Dubois - In yesterday's Dubois County School Forum, Principal Ryan Case took WITZ News Director Kris Norton on a tour around the Northeast Dubois Intermediate School weeks after the school saw between eight and ten feet of standing water inside of the building.
It's a tale of two stories. Literally. Depending on which level you're standing, you can see the aftermath of standing water - or see nothing out of the ordinary.
"The lower portion of our building kind of took a direct hit," Principal Case said. "The gym area, the gym basements - no water on the gym floor but about eight or ten feet under the gym floor - cafeteria, kitchen, music room, lower hallway, bathrooms."
Though no water made its way onto the gym floor in the August 26th flooding, the surrounding damage and uncertainty quickly triggered an announcement from Superintendent Bill Hochgesang cancelling activities in the gym for the remainder of the 2021-2022 school year.
Walking through the lower portion of the school building, hearing generators and ServPro crews hard at work, one can still see high-water marks on the light-colored walls and hinges still attached to pieces of doors that were ripped away.
"The upper portion of our building [was] virtually untouched, so we really have a dynamic here where two portions of our building - one is very major damage, the other one able to have education," Case said. "Luckily the top part is our education part; probably 90% our our education takes place in this upper area where there was no damage."
The cafeteria and kitchen were much more heavily effected.
"We lost our lunchroom, we lost our kitchen, we lost our gym," Case said. "Those areas, we need to be creative in."
With the loss of the kitchen, administrators have converted an older locker area - nicknamed the Jeep room - into a makeshift kitchen, says Case:
"That's turned into our new kitchen area. Food is being made at either the Junior/Senior High or the Elementary and we're bringing it into this area. Kids go there and get their lunch and then we're either going outside to eat or we're going back to the classroom. [We're] still providing a school lunch, still providing a school breakfast, getting everything the kids need, all the essentials are there. It just stinks not having our cafeteria to go to."

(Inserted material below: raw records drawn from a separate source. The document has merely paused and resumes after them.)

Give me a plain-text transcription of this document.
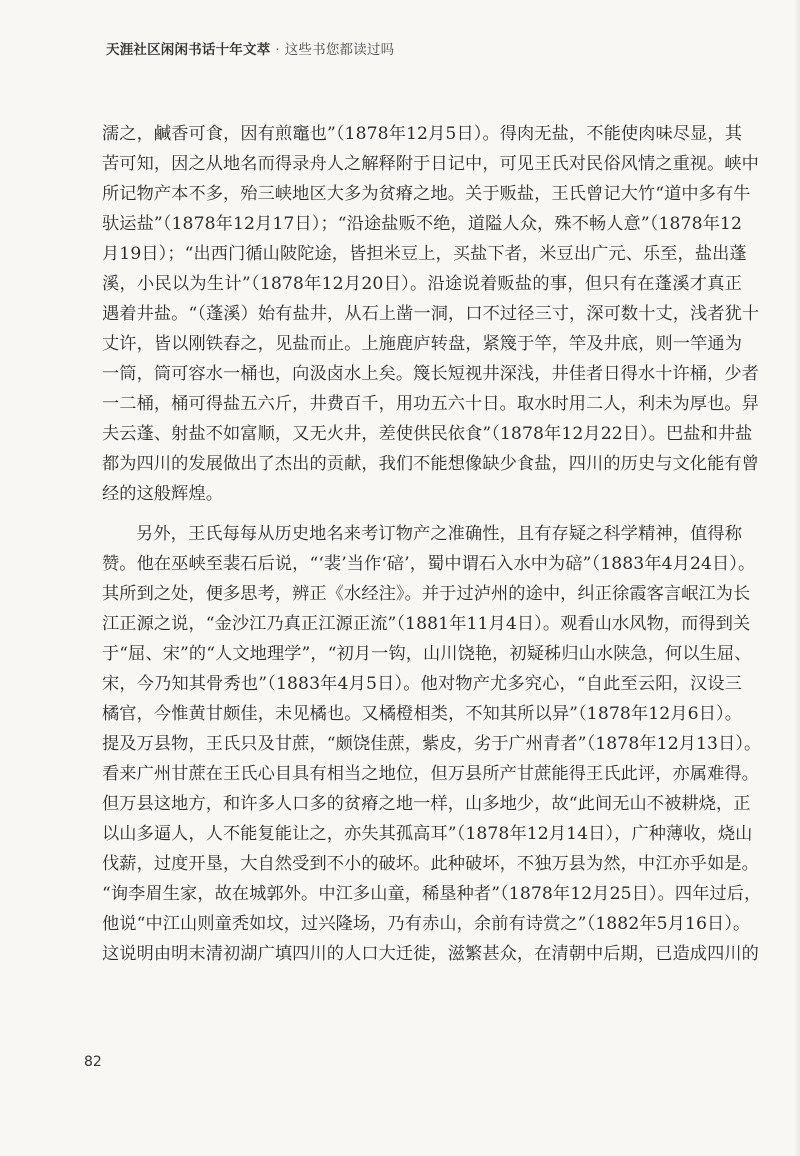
天涯社区闲闲书话十年文萃 · 这些书您都读过吗
濡之，鹹香可食，因有煎竈也”（1878年12月5日）。得肉无盐，不能使肉味尽显，其
苦可知，因之从地名而得录舟人之解释附于日记中，可见王氏对民俗风情之重视。峡中
所记物产本不多，殆三峡地区大多为贫瘠之地。关于贩盐，王氏曾记大竹“道中多有牛
驮运盐”（1878年12月17日）；“沿途盐贩不绝，道隘人众，殊不畅人意”（1878年12
月19日）；“出西门循山陂陀途，皆担米豆上，买盐下者，米豆出广元、乐至，盐出蓬
溪，小民以为生计”（1878年12月20日）。沿途说着贩盐的事，但只有在蓬溪才真正
遇着井盐。“（蓬溪）始有盐井，从石上凿一洞，口不过径三寸，深可数十丈，浅者犹十
丈许，皆以刚铁舂之，见盐而止。上施鹿庐转盘，紧篾于竿，竿及井底，则一竿通为
一筒，筒可容水一桶也，向汲卤水上矣。篾长短视井深浅，井佳者日得水十许桶，少者
一二桶，桶可得盐五六斤，井费百千，用功五六十日。取水时用二人，利未为厚也。舁
夫云蓬、射盐不如富顺，又无火井，差使供民依食”（1878年12月22日）。巴盐和井盐
都为四川的发展做出了杰出的贡献，我们不能想像缺少食盐，四川的历史与文化能有曾
经的这般辉煌。
另外，王氏每每从历史地名来考订物产之准确性，且有存疑之科学精神，值得称
赞。他在巫峡至裴石后说，“‘裴’当作‘碚’，蜀中谓石入水中为碚”（1883年4月24日）。
其所到之处，便多思考，辨正《水经注》。并于过泸州的途中，纠正徐霞客言岷江为长
江正源之说，“金沙江乃真正江源正流”（1881年11月4日）。观看山水风物，而得到关
于“屈、宋”的“人文地理学”，“初月一钩，山川饶艳，初疑秭归山水陕急，何以生屈、
宋，今乃知其骨秀也”（1883年4月5日）。他对物产尤多究心，“自此至云阳，汉设三
橘官，今惟黄甘颇佳，未见橘也。又橘橙相类，不知其所以异”（1878年12月6日）。
提及万县物，王氏只及甘蔗，“颇饶佳蔗，紫皮，劣于广州青者”（1878年12月13日）。
看来广州甘蔗在王氏心目具有相当之地位，但万县所产甘蔗能得王氏此评，亦属难得。
但万县这地方，和许多人口多的贫瘠之地一样，山多地少，故“此间无山不被耕烧，正
以山多逼人，人不能复能让之，亦失其孤高耳”（1878年12月14日），广种薄收，烧山
伐薪，过度开垦，大自然受到不小的破坏。此种破坏，不独万县为然，中江亦乎如是。
“询李眉生家，故在城郭外。中江多山童，稀垦种者”（1878年12月25日）。四年过后，
他说“中江山则童秃如坟，过兴隆场，乃有赤山，余前有诗赏之”（1882年5月16日）。
这说明由明末清初湖广填四川的人口大迁徙，滋繁甚众，在清朝中后期，已造成四川的
82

The cafeteria workers from the Intermediate School have moved onto either the Junior/Senior High School or the Elementary School to help prepare those meals.
The school's art room and music room had taken minor damage, those rooms have temporarily been moved into other classrooms.
In the wake of the flood damage, Case has seen an outpouring of gifts from the community.
"We've had of community gifts to us, right now, we're kind of putting that to our food service," Case said. "That's where it's hard to get them hot warm food, turkey sandwiches or ham sandwiches are going to get old."
It is uncertain how long repairs and restoration will take at this time.